O historiador da Universidade de Leeds Lloyd Belton, estudioso de Mundrucu, disse recentemente: “É incrível que um imigrante negro brasileiro tenha sido a primeira pessoa na história dos Estados Unidos a desafiar a segregação em um tribunal. É ainda mais incrível que quase ninguém saiba quem ele é.“

O pernambucano inspirou uma geração de afro-americanos através de sua inconformidade e senso de justiça. Ele viajou com a família várias vezes para a terra natal depois que o Império Brasileiro o perdoou pela luta pregressa contra a regência. Os obituários em Boston atestaram que Emiliano e Harriet foram pessoas generosas, responsáveis, extremamente viajadas e muito respeitadas pela comunidade.

Pintura que representa Mundrucu. Por Moisés Patrício (2020)
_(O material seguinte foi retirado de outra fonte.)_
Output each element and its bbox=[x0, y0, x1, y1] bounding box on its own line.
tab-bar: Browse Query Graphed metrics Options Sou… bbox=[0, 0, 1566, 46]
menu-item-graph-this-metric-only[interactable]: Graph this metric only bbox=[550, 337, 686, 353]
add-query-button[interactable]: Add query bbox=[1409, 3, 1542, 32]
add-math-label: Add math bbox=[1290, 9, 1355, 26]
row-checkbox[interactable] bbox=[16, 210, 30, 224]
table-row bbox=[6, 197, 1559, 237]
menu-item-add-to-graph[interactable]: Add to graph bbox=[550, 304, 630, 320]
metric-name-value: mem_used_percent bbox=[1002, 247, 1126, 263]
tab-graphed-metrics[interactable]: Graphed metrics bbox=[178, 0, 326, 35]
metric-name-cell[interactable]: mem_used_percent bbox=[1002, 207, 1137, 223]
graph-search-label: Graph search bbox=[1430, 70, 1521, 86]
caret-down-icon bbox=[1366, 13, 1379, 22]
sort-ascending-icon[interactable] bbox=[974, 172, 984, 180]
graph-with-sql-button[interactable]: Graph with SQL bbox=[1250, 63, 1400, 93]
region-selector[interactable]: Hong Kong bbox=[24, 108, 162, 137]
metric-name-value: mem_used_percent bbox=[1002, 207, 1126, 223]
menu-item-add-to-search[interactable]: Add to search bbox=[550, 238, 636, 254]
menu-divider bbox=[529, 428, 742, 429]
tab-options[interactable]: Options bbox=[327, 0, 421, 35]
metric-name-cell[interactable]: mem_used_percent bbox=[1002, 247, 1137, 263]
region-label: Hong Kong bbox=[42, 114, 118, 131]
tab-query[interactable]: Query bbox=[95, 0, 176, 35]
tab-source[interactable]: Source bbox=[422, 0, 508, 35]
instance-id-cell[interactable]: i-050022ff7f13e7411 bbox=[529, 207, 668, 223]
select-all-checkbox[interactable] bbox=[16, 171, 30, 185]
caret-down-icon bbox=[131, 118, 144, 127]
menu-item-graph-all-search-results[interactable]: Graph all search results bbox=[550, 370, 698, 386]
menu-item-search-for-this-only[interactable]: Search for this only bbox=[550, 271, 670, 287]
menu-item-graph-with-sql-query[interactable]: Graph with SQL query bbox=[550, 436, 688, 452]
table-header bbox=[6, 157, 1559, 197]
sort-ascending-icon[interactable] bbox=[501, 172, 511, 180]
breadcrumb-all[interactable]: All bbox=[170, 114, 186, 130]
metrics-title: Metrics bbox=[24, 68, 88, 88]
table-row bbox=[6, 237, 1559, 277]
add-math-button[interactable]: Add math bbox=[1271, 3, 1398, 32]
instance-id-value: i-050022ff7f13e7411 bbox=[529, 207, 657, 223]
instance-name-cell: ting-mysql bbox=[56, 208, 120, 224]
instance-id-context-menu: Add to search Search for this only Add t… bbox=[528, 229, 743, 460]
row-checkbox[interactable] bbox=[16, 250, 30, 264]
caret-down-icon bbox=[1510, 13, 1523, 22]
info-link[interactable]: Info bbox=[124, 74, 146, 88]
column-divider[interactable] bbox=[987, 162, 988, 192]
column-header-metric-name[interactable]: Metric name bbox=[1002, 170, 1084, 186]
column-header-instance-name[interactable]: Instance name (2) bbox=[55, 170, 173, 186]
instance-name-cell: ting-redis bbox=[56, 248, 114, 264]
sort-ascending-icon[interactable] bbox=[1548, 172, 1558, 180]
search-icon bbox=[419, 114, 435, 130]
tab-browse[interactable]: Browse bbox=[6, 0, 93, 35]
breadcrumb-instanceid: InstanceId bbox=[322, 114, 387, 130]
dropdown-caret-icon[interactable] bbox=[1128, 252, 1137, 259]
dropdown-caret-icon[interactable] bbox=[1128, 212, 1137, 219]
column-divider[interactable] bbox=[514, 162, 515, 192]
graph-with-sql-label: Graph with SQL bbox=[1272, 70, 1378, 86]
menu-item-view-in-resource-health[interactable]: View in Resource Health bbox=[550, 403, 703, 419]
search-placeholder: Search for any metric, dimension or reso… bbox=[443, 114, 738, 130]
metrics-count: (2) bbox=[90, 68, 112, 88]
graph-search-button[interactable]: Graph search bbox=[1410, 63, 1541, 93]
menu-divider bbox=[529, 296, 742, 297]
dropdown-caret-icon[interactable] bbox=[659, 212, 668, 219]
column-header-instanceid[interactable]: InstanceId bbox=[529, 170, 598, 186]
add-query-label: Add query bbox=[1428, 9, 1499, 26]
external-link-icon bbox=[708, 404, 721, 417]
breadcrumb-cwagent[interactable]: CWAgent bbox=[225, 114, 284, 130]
Os Estados Unidos honram e admiram seus heróis, ignorando eventuais falhas em favor de uma história palatável e inspiradora. No Brasil, infelizmente, poucos erros passam despercebidos e pessoas que teriam muito a contribuir para a sociedade são rapidamente desconstruídas, com deslizes perfeitamente humanos assumindo, muitas vezes, injusto papel de destaque em suas biografias. Em uma entrevista de 2018, o engenheiro Ozires Silva, fundador da Embraer, contou que, em um jantar em Estocolmo, perguntou a membros do comitê do Prêmio Nobel por que jamais um brasileiro havia sido escolhido. Demonstrando embaraço, um deles respondeu: “Vocês brasileiros são destruidores de heróis. Os candidatos ao prêmio, ao contrário do que acontece com outros países, são duramente criticados por seus próprios conterrâneos”. Esse nosso comportamento nocivo, que talvez envolva ciúme, inveja ou desconfiança, seria um interessante tema de estudo para psicólogos e sociólogos.